Carlos no es que lo tuviera fácil. Más bien lo tenía chungo, para qué te voy a engañar, con respecto al francés. Para empezar, no conocía Alemania y tampoco hablaba alemán; sus diecinueve inviernos por entonces eran una barrera frente a los veinticinco palos de Francisco. Un mocoso, vamos; y la hoja militar de uno y otro eran como los partidos de las primeras rondas de la Copa del Rey entre un equipo gordo de Primera División y otro de Segunda B. A Francisco le adornaba la conquista del Milanesado, de la que presumía desde 1515; que fue vista y no vista. Lo más para la época. Una guerra relámpago en toda regla y Europa, con la boca abierta. Joroba con el francés y esas cosas. Así que conversaciones como la que sigue corrían de boca a boca por cualquier ciudad alemana del momento:
—Y el turco tocando las narices…
—Por eso necesitamos un emperador fuerte.
—Como el rey francés.
—Por ejemplo.
—Y de dineros no anda mal.
—Ya lo habéis dicho todo.
—Y a su Santidad, León X, le gusta mucho.
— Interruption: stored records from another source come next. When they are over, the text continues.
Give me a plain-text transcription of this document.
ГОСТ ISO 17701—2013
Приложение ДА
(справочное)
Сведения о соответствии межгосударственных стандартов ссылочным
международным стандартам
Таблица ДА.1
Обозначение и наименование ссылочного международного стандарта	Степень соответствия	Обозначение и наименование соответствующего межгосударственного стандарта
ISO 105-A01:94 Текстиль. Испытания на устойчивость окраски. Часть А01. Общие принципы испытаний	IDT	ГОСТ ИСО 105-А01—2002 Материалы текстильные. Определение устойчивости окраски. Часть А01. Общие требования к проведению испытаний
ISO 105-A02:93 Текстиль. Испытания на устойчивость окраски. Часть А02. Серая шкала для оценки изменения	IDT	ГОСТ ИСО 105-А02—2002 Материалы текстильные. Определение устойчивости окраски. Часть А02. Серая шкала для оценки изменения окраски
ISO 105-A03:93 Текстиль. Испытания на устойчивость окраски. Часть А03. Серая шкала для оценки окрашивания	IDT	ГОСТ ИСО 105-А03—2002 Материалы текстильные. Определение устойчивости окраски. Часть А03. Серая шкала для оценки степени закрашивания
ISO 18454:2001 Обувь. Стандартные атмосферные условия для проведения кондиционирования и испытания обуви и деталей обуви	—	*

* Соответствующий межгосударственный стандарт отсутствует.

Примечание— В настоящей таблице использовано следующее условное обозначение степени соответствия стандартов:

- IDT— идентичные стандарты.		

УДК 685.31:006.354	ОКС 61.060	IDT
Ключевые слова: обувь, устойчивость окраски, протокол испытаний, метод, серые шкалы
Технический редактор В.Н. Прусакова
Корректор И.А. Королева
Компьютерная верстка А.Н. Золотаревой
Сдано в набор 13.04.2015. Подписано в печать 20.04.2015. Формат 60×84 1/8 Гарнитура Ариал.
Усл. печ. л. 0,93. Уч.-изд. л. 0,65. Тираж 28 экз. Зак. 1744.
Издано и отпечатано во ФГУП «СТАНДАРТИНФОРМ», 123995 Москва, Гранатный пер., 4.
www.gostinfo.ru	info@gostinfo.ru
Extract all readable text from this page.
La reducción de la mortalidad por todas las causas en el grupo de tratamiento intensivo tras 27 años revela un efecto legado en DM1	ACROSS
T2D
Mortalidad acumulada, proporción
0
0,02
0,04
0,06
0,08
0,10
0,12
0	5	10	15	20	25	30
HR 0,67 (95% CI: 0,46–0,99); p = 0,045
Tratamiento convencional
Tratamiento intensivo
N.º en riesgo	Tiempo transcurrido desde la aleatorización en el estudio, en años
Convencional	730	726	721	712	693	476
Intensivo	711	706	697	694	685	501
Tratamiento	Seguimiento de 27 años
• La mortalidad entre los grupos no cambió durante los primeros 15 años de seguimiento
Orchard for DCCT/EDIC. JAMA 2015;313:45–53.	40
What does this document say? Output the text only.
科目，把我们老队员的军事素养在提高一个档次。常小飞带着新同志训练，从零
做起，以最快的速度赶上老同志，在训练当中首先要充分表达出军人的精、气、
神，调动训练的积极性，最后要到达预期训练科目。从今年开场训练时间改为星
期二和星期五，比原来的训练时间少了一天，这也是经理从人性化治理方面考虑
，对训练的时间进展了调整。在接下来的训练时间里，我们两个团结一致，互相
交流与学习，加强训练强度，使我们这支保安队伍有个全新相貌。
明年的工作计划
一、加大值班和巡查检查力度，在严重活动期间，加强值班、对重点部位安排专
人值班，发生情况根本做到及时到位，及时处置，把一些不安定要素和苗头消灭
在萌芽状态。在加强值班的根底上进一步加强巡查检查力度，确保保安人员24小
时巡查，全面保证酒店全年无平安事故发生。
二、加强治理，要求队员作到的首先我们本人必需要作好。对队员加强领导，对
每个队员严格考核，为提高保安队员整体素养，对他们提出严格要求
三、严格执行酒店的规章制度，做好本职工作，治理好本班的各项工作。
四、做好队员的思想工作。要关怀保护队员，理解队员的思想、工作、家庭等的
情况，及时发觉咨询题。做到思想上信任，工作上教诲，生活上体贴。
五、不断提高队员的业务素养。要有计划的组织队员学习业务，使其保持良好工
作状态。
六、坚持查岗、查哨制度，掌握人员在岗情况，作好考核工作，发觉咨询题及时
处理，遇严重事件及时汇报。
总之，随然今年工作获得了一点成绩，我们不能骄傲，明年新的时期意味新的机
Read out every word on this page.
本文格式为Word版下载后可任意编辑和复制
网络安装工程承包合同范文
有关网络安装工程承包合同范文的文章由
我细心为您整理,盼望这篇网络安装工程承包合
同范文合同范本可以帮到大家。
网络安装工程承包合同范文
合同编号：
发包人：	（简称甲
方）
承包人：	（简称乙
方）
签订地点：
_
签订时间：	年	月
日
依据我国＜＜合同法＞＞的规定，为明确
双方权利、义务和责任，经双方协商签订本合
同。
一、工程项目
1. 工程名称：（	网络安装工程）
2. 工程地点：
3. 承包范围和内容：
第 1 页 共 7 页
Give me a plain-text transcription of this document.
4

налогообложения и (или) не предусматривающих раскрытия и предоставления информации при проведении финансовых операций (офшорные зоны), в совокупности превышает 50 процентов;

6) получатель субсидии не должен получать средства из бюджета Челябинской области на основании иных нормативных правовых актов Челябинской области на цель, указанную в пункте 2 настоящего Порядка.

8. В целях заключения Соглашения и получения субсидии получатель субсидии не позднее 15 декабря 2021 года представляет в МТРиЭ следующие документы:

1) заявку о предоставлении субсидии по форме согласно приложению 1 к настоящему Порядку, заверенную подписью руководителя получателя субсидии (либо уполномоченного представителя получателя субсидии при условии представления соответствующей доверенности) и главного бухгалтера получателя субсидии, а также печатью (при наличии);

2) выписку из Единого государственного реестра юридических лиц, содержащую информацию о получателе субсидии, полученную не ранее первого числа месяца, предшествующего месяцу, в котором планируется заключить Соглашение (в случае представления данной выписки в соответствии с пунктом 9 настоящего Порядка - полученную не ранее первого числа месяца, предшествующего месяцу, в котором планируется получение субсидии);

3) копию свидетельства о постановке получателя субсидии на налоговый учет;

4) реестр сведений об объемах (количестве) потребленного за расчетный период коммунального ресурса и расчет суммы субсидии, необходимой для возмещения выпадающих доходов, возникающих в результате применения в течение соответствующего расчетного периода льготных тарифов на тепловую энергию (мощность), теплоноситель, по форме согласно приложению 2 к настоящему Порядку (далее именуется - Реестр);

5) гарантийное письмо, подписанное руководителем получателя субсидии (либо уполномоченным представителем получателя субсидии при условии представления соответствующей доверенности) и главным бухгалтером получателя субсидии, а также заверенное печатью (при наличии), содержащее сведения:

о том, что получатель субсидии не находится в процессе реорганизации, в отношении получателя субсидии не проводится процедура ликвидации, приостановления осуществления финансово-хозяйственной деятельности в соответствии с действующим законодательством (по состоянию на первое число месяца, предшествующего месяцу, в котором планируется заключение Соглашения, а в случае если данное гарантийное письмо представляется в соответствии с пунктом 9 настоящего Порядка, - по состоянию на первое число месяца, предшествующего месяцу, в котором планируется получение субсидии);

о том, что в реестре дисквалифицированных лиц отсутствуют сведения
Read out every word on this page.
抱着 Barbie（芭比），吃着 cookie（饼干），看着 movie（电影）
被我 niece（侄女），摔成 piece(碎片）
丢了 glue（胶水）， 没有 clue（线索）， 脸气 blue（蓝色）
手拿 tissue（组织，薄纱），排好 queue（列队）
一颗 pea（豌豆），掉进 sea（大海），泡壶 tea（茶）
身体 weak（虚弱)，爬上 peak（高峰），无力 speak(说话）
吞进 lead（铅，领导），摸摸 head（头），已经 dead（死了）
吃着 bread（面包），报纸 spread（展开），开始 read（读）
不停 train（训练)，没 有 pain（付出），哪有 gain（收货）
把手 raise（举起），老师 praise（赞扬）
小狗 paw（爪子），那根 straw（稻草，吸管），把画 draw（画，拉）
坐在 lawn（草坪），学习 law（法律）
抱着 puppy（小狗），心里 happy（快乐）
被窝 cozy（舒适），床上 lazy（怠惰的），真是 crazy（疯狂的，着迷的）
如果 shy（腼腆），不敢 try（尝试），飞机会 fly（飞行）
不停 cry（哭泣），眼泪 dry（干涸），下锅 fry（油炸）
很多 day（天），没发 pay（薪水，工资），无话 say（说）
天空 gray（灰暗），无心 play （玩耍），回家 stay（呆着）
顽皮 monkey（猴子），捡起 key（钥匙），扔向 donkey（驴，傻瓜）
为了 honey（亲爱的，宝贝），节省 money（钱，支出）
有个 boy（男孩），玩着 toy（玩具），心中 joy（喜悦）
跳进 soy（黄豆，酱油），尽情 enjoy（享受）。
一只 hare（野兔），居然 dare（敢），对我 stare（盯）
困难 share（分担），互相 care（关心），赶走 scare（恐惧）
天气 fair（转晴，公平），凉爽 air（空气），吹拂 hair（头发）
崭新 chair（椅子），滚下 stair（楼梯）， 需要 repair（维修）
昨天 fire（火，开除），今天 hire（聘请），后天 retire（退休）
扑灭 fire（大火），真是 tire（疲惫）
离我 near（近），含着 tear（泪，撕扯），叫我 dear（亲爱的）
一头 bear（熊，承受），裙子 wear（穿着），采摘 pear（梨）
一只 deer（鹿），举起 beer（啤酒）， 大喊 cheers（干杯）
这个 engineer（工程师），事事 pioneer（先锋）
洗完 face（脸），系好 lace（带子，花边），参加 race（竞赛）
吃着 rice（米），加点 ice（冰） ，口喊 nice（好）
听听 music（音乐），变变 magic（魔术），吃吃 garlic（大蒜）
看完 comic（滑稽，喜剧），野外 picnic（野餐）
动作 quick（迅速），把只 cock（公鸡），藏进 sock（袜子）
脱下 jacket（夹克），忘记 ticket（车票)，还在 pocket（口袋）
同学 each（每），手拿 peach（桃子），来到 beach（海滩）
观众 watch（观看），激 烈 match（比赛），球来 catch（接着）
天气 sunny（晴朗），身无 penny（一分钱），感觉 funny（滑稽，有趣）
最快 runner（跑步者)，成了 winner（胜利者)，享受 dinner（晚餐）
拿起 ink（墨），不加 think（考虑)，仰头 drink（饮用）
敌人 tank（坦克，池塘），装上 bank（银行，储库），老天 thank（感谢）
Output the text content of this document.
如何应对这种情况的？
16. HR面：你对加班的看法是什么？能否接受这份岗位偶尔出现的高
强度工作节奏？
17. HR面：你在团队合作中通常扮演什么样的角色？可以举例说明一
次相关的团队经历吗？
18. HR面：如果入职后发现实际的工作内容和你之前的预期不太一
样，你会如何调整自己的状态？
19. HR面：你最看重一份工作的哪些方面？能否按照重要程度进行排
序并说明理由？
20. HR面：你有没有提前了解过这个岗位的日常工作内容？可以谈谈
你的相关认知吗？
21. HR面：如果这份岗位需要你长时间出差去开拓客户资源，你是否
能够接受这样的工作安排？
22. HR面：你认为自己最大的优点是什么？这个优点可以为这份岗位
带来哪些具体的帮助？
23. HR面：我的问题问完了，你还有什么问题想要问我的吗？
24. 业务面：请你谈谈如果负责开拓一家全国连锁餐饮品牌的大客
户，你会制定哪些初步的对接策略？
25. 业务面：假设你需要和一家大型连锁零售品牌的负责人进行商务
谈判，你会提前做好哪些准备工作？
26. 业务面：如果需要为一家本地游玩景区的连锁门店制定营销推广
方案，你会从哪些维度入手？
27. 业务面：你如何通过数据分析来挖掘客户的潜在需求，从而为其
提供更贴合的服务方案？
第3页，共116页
—Pues blanco y en botella…
Francisco. Lo que iba dentro de la botella, por dejártelo claro. ¿Y Carlos? ¿Alguna opción para el de Segunda B? Sí, que era cabeza de la Casa de Austria, que no es moco de pavo. Lo que acabaría pesando en la elección final; y también que su tía Margarita, más lista que el hambre, llevaba negociando con los Príncipes Electores alemanes casi desde que Maximiliano se pusiera a criar malvas, lo que ocurrió el 12 de enero de 1519.
Y es ahí, tras una serie de avatares que darían para escribir decenas y centenares más de líneas aparte de las presentes, cuando Carlos les dijo a los Príncipes Electores que recordaran aquella promesa que le hicieron a su abuelo, Maximiliano, de apoyarlo cuando llegara el momento de nombrarlo emperador. Io recordó. Tal cual; palabras acompañadas de perras para que no se les olvidara la promesa. Que no, que no, replicaron aquellos príncipes pegando volantazos con el traje de faralaes a ritmo de los Cantores de Híspalis.
Eso se tradujo en meses de negociaciones que fueron lo más parecido a una temporada completa de MyHyV —Mujeres y Hombres y Viceversa—, con los trapos sucios de cada casa a la vista de todo el mundo: que si ojo con Carlos, que es hijo de Juana y ya sabemos cómo está la mujer; que si un dictador al lado de Francisco es Santa Teresa de Calcuta, y a nosotros —los Príncipes Electores, defensores a ultranza de las libertades germánicas—eso nos pega…
En consecuencia, el asunto se votó el 28 de junio de 1519. El resultado, el ya sabido: Carolus Imperator Augustus.
Ahora, ¿recuerdas la fiesta a la que se refirió antes el noble catalán? La broma le salió a Carlos por unos 850 000 florines entre prebendas, regalos y demás a los Príncipes Electores alemanes —al cambio actual, que me ha costado, no te creas, unos 85 000 euros. Para la época, un pastizal—, a sus consejeros, a los arzobispos y a las ciudades imperiales, que aquí todo Dios pilló cacho y nunca mejor dicho—. Ojo, pastizal que no salió de los bolsillos del emperador, sino de los de banqueros como los Welser y los Fugger, entre otros. Dinero que trajo su miga, como veremos en posteriores capítulos. Que ya sabemos cómo son los bancos.
¡Ah! ¿Y Francisco? ¿Se iba a quedar de brazos cruzados, compuesto y sin imperio?